普段柔らかな表情の美女が、こんな表情するとマジで怖い。
「この世界に来てから今まで一回も呼んでくれないし、ロカさんやエデュッサは二回ずつも呼ばれてるのに・・・今回は空を飛ぶときも呼んでくれないし、闇の魔力云々の話が出ても、真っ先に呼ぶのはロカさんだし・・・私、いらない子?」
「いやいやいや、まて。たまたまメリラを引けなかっただけだ。ロカさんは別として、あの変態は、おれも呼びたくて呼んだんじゃない。」
必死の言い訳に、少しだけ表情を緩め、「ほんとぅ?」と聞いてくるイアネメリラに、おれはぶんぶんと首肯で答える。

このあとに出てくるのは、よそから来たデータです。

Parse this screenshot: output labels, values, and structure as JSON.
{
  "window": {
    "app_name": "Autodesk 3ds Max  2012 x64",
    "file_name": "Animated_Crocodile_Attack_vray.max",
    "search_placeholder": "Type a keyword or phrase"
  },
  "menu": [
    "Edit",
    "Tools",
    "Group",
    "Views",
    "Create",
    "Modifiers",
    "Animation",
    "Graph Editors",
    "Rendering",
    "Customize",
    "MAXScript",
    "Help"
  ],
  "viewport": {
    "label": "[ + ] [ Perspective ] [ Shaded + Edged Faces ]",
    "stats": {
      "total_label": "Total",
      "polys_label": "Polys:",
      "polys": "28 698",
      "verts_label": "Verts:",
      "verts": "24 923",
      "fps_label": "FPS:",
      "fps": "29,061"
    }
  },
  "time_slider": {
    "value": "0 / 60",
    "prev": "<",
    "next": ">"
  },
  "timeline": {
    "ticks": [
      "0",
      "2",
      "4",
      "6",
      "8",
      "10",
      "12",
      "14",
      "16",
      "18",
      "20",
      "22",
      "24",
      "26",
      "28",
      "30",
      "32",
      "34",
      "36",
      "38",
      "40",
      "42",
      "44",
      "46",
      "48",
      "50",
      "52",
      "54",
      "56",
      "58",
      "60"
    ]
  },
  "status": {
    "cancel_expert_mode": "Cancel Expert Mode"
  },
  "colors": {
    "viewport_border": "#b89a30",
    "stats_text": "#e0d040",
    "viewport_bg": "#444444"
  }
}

「んふふ~、ならいいの。私、ますたぁにいらない子って言われたら、死んじゃうんだからね?」
にっこりと微笑むイアネメリラだが、セリフが怖い。
こんなにヤンデレな娘だったとは・・・。
まぁたしかに彼女は『堕』天使な訳で、何かしらの闇を心に抱えていてもおかしくはないと言うことか。
それよりも問題は、現在の体勢だ。
おれより背が低いはずのイアネメリラの顔が、おれと同じ位置にある所を見ると少し浮いているのだろう。
「あとな、メリラ?」
「なぁに?ますたぁ。」
おれの首に手を回し、正にゴロニャーン状態のイアネメリラに苦言する。
「その・・・当たってるんだが・・・。」
「んふふ~、なにがぁ?って知ってるよ~当ててるんだもん。ますたぁのえっち~。」
どうやら彼女は、しばらく離れるつもりはないようだ。
うーん、この先が思いやられる。